B52A-06:
Land-atmosphere fluxes during hydro-meteorological extremes: comparing high-resolution upscaled fluxes with site-level observations

Friday, 19 December 2014: 11:35 AM
Miguel D Mahecha1, Martin Jung1, Jannis von Buttlar2, Alexander Knohl3, Dario Papale4, Anja Rammig5, Jakob Zscheischler6 and Markus Reichstein1, (1)Max Planck Institute for Biogeochemistry, Jena, Germany, (2)Max-Planck-Institute for Biogeochemistry, Jena, Germany, (3)University of Göttingen, Göttingen, Germany, (4)Tuscia University, Department for Innovation in Biological, Agro-food and Forest systems (DIBAF), Viterbo, Italy, (5)Potsdam Institute for Climate Impact Research, Potsdam, Germany, (6)Max Planck Institute for Biogeochemistry, Tübingen, Germany
Abstract:
Multiple lines of evidence indicate that hydro-meteorological extreme events significantly alter regional water and carbon balances. Our aim is to understand the origins and effects of large-scale spatiotemporal extremes in land-atmosphere carbon and energy fluxes. The analsis is based an ensemble of global high-resolution carbon and energy flux products (FLUXCOM). This ensemble product is derived from upscaling FLUXNET eddy covariance observations with multiple machine learning methods.
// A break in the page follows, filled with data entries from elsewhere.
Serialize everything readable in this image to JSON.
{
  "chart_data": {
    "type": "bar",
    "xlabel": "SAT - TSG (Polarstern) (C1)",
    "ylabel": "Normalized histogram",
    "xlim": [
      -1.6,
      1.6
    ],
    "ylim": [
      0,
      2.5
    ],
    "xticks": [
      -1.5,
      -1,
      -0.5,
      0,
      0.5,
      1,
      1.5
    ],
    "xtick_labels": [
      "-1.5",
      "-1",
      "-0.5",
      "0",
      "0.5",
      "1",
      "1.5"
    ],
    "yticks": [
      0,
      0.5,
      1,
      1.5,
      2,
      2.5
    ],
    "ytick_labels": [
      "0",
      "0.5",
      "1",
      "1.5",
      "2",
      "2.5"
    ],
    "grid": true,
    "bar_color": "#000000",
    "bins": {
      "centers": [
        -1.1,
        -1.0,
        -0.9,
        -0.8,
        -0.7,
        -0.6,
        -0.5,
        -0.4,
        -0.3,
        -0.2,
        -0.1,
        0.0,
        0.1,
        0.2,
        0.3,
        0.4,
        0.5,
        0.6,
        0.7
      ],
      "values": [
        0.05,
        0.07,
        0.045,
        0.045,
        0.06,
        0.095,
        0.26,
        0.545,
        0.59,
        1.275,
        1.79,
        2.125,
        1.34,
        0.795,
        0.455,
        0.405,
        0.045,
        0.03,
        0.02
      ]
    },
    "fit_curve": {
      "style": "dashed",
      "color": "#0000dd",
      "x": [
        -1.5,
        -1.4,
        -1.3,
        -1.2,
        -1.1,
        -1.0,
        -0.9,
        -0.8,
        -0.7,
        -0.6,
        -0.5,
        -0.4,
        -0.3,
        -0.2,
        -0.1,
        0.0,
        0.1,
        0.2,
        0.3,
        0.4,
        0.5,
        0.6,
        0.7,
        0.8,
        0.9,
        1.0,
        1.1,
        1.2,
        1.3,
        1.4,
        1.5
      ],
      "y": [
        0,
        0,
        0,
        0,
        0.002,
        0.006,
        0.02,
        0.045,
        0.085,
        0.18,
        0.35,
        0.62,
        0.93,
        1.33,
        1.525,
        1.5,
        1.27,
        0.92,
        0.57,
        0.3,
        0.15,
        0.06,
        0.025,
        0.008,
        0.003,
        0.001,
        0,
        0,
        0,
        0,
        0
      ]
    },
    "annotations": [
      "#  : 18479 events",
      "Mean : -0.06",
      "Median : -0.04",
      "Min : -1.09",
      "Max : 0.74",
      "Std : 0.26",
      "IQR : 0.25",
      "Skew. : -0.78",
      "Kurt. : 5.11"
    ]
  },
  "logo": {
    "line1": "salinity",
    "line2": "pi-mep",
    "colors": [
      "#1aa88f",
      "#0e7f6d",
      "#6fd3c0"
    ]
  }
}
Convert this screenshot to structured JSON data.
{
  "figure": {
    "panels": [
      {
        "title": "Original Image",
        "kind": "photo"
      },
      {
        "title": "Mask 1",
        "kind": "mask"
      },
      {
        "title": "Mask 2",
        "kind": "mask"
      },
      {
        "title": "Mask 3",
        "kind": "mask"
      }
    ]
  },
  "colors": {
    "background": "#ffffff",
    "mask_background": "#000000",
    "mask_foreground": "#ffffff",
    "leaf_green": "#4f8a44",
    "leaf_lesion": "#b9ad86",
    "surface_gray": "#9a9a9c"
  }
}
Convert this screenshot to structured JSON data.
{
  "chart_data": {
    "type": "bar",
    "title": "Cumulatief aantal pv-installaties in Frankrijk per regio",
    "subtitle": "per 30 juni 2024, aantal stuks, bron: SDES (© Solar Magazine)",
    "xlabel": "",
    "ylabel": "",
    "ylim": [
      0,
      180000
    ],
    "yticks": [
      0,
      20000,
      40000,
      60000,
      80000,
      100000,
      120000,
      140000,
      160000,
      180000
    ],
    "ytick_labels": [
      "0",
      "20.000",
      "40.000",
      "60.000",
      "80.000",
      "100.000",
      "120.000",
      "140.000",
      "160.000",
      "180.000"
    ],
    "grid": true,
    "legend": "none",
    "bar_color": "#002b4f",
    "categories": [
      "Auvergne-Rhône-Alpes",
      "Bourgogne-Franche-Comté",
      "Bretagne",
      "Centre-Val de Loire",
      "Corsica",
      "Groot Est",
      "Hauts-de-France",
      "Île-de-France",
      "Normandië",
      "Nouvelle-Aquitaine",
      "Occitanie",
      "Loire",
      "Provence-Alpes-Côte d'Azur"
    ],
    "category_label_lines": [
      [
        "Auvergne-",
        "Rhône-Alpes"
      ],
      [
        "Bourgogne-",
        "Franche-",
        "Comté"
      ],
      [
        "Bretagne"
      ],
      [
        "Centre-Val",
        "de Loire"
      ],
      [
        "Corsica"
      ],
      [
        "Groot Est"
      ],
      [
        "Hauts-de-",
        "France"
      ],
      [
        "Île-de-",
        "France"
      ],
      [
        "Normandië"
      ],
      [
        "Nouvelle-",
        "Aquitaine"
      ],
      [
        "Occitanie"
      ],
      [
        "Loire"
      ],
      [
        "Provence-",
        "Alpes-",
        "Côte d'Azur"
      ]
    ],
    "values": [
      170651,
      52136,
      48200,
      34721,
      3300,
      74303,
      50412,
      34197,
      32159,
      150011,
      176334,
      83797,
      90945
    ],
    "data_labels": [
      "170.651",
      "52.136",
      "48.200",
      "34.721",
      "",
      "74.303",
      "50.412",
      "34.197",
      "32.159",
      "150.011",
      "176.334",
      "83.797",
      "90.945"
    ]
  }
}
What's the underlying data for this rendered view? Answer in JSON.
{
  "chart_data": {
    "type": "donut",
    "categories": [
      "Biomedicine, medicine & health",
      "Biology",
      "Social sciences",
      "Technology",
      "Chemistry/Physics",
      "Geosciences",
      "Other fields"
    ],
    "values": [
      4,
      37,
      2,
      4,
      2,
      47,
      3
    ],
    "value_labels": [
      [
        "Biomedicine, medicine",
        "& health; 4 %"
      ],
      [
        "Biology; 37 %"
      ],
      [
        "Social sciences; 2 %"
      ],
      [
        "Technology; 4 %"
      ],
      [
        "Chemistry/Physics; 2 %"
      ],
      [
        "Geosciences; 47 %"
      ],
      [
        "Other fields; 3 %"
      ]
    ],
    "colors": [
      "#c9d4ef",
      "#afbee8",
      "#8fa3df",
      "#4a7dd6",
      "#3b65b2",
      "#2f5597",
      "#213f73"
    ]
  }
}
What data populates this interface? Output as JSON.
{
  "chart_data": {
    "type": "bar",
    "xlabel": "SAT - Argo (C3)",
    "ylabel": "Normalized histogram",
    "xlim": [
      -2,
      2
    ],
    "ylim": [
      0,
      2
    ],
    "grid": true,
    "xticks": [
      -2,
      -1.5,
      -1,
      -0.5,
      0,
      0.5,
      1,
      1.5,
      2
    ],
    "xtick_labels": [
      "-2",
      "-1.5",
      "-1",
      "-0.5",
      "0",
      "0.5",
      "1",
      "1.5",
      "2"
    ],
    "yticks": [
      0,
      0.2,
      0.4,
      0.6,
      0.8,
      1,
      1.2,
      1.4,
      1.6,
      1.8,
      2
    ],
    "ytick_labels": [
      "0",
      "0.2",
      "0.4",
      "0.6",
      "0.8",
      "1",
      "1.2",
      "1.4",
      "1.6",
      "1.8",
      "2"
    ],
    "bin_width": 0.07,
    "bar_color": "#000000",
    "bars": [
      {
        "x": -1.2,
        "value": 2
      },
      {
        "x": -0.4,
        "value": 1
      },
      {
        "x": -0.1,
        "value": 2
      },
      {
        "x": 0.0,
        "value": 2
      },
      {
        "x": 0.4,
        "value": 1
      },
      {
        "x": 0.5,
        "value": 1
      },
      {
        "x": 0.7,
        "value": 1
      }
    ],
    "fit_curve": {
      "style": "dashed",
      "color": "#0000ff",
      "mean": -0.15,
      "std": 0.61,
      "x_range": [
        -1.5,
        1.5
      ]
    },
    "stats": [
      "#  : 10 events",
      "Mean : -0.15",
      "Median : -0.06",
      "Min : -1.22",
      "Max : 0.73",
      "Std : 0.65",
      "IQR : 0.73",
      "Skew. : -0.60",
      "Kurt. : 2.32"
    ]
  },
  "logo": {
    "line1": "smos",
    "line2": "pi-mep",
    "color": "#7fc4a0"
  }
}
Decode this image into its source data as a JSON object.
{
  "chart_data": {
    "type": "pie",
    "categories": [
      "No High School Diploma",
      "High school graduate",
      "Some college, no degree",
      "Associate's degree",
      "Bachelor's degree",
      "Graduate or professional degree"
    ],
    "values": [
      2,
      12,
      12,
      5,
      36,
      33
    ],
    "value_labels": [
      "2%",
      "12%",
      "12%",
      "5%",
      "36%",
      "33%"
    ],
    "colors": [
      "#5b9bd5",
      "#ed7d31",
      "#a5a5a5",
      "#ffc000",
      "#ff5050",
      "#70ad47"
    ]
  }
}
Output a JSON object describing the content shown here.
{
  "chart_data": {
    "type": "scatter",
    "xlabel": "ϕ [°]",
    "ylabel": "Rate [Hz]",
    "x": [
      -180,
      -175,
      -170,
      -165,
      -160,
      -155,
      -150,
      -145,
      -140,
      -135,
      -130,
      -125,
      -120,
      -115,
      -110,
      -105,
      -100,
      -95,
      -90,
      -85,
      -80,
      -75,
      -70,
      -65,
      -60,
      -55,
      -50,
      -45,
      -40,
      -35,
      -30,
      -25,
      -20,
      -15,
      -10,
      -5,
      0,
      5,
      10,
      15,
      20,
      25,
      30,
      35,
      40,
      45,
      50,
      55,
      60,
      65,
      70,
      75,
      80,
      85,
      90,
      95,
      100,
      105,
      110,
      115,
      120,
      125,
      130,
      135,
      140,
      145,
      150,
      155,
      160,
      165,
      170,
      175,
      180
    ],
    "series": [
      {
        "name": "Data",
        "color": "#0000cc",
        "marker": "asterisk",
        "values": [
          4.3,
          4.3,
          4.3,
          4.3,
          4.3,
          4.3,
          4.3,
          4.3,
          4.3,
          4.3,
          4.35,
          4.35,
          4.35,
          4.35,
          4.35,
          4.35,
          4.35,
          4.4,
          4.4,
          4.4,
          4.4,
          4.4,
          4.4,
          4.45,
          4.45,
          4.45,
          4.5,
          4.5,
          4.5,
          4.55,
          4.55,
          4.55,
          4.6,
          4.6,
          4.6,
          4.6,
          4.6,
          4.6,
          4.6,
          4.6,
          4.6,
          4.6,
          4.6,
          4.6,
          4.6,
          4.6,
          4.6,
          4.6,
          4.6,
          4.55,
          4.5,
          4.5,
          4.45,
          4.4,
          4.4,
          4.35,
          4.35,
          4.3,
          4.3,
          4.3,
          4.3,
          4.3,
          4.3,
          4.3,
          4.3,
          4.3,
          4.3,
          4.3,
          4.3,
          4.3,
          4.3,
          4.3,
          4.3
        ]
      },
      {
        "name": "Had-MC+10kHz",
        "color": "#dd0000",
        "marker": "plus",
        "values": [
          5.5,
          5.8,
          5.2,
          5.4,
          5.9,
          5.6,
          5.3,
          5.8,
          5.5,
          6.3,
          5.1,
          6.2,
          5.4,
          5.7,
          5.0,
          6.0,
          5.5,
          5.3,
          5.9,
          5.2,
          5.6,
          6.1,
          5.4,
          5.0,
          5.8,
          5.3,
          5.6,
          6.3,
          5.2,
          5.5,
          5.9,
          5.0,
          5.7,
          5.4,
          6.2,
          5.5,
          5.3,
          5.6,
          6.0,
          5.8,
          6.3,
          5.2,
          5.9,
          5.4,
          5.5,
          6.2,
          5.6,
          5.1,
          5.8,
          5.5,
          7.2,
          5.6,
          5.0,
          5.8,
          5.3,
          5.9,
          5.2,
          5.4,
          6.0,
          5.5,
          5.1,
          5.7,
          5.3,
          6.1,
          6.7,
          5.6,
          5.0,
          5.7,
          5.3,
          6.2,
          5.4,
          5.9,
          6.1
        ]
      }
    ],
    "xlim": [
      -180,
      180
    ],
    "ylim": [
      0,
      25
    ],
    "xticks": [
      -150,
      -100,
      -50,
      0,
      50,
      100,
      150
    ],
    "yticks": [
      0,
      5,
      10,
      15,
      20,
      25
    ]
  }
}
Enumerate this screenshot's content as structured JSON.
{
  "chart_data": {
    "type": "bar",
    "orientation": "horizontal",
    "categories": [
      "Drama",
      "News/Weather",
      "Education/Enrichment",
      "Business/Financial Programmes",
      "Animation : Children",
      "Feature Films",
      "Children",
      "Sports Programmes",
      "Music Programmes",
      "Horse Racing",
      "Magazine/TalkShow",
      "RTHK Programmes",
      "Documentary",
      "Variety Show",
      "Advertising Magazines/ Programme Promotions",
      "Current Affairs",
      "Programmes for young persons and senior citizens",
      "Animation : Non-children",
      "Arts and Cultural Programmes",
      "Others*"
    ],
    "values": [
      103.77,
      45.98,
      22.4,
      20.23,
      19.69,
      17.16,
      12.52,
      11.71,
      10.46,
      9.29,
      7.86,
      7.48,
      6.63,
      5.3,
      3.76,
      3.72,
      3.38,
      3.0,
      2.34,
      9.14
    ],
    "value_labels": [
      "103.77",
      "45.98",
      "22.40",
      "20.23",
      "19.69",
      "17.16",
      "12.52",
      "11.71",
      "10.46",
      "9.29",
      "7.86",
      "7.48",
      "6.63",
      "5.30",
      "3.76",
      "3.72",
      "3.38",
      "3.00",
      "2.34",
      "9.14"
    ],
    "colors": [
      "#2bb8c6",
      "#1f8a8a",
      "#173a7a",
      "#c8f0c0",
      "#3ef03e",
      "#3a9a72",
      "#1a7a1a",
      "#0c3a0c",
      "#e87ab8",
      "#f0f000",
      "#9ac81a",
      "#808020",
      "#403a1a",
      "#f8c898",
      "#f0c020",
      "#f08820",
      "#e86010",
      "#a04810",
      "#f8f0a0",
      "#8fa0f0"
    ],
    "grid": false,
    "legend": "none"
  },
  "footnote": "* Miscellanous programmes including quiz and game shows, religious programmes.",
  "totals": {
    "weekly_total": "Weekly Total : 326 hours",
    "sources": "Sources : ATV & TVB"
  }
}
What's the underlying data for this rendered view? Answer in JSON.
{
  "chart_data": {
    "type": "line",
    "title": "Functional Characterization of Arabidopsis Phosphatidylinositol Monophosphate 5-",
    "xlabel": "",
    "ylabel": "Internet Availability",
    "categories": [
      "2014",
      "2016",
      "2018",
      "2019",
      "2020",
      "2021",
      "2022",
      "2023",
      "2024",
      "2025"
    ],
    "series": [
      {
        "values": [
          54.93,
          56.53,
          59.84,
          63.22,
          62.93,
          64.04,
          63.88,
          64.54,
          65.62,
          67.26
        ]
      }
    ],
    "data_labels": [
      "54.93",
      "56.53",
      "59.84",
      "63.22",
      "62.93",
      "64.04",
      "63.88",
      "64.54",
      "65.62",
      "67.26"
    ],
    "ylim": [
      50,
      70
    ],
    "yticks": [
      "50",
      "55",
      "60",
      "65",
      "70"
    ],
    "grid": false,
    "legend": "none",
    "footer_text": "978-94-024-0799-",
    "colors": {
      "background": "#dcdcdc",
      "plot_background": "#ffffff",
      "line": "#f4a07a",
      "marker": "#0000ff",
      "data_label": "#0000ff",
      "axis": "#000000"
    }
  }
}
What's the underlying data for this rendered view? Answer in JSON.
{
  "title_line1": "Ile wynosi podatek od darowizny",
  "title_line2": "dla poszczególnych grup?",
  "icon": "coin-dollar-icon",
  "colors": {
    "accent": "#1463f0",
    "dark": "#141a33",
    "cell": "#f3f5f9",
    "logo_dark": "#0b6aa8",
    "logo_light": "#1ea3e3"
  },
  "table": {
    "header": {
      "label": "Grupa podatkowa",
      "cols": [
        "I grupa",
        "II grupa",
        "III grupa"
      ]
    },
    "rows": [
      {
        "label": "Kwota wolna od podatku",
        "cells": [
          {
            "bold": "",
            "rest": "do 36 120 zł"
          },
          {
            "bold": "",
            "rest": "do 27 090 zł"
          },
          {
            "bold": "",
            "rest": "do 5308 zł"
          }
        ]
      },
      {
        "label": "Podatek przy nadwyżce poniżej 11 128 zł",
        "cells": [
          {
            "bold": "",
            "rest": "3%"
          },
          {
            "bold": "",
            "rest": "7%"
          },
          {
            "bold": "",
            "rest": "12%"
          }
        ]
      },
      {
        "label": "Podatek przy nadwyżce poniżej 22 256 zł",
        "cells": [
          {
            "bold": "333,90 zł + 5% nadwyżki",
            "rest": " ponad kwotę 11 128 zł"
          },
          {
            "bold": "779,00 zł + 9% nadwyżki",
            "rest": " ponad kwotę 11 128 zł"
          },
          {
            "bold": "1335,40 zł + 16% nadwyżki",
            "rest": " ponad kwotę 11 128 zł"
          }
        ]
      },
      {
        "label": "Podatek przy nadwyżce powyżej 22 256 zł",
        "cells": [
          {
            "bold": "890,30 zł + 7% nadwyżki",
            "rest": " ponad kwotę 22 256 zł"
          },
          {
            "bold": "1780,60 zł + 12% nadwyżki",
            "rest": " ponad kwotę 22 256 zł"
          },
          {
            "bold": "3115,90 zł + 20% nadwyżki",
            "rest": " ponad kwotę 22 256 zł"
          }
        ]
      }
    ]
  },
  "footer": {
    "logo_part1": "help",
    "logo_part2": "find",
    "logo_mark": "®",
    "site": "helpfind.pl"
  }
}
The FLUXCOM data cover the period 2001-2012 at 8 daily temporal and 0.0833 degree spatial resolution. We confront the signatures of extreme events detected in upscaled land-atmosphere fluxes to an analogous evaluation of FLUXNET site-level eddy covariance data. We discuss under which circumstances observed site-level responses to climate extremes deviate from results of the upscaled data. In particular we address the question in which ecosystems droughts act as key triggers of extreme anomalies in land-atmosphere fluxes.